The International Telecommunication Union estimated that about four billion cellular phone subscriptions would be recorded at end of 2008 worldwide. About 50 million people own mobile phones in Africa. Out of this number 15 million do not have access to their own television at home.
Mobile phones have shrunk the world into a small village. In the past people had to queue at post offices (at least I know of Africa) to make international calls to friends and relatives abroad. It took days and weeks to travel to family and friends in nearby villages to deliver messages that lasted for less than half an hour when phones were not in existence. Today the situation is totally different. Mobile phones have made it possible to connect to people from anywhere to everywhere.
Mobile phones are now sources of news. Almost all the latest phones in town come with internet facility that enables the user to follow news updates as well as check emails. “With the right phone, some calling credits and a good internet connection, a journalist can file an entire video report. In situations where there is no internet connection we can still rely on our mobile phones to file an entire story (text), send short videos and pictures of abuse of media personnel,” I remember telling a group of 16 West African journalists at a new media and rights reporting workshop.
Cell phones are more or less computers in your pocket or palm.

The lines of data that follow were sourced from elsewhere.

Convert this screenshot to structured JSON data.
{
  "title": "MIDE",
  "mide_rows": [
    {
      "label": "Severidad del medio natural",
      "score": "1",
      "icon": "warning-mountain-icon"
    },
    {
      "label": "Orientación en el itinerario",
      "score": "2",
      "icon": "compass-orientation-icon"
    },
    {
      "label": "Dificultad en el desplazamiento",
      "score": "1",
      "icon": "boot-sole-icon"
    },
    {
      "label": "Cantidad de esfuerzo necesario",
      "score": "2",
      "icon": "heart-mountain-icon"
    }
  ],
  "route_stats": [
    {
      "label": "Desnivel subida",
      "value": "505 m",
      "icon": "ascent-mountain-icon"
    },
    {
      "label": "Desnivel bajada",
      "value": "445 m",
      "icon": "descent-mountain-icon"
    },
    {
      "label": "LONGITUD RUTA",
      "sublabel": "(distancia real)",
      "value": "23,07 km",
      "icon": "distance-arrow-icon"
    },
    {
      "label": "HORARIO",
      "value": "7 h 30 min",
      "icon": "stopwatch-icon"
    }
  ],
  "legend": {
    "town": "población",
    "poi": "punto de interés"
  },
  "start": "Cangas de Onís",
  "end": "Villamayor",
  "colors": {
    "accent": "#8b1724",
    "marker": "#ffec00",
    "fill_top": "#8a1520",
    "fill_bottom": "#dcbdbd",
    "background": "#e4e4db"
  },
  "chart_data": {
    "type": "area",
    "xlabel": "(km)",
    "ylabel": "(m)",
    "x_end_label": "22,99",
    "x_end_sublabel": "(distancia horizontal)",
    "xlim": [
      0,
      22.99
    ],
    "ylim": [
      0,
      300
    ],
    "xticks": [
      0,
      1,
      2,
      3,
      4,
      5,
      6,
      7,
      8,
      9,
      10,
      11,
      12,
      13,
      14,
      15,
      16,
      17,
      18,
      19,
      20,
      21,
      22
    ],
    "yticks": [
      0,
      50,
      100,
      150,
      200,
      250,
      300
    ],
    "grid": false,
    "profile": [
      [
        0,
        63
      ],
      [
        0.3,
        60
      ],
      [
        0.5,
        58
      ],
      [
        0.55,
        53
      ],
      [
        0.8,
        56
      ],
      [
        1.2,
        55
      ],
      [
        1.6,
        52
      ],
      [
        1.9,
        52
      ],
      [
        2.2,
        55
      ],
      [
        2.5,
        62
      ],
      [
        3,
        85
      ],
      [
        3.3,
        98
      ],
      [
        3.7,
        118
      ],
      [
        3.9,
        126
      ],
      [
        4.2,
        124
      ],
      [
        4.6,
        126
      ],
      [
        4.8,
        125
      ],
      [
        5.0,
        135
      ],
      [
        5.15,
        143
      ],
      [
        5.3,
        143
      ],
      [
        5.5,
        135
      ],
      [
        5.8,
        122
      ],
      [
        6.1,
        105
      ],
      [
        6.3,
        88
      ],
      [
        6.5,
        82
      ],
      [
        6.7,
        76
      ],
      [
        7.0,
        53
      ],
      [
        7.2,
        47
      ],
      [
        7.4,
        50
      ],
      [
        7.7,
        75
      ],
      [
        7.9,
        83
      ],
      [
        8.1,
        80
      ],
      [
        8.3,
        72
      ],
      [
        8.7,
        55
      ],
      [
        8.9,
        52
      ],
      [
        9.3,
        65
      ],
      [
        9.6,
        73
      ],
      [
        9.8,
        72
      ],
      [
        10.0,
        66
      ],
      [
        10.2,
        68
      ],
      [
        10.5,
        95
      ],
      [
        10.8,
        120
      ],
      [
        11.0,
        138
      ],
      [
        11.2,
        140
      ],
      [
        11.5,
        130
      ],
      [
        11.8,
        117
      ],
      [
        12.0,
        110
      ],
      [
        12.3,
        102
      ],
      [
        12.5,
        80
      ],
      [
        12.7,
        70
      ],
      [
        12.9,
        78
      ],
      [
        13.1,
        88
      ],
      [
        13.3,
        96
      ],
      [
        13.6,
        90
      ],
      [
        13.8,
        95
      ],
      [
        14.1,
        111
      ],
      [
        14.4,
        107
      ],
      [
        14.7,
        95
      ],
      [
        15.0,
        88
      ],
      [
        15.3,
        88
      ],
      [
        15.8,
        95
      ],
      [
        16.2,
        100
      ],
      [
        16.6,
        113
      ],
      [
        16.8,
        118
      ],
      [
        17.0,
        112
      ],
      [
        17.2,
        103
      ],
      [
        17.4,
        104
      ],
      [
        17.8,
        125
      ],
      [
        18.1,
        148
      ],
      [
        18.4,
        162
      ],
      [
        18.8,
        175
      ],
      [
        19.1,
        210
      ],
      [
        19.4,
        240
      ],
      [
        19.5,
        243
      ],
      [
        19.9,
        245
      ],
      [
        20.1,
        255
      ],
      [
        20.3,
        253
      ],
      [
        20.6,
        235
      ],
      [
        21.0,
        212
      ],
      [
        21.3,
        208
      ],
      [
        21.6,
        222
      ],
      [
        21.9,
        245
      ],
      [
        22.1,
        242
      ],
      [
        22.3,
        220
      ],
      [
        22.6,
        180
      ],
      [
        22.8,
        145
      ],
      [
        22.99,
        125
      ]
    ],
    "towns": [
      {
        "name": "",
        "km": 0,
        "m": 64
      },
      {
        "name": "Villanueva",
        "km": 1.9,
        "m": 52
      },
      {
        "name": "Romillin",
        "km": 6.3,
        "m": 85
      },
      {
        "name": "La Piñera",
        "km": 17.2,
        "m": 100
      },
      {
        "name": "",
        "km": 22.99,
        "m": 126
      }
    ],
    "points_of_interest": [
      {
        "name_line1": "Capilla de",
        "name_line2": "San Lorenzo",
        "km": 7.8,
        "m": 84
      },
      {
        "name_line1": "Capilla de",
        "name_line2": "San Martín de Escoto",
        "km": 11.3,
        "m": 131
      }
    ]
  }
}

Some have Microsoft Office – MS Word, PowerPoint, Excel and Access among others – while others have web based social networking applications such as Myspace, fring, skype, nimbuzz, twitter, facebook etc.
With mobile phones and other electronic devices you can now automate your house – switching off lights, putting on security alarms and locking house doors right from your phone within certain distance.
While researching on the internet for this blog post, I bumped into this interesting news: The trials and tribulations of searching for the nearest public toilet have been eliminated in Japan – with the launch of mobile phone software guiding users to the nearest lavatories. The Check A Toilet programme, created by the software company Access Co, enables mobile phone users to search for maps highlighting the nearest public lavatory to their location.
What else did I miss? Yes…are you also one of those who tell people on your mobile phone that you are where you are not when they are waiting for you for meetings? Can you live without your mobile phone?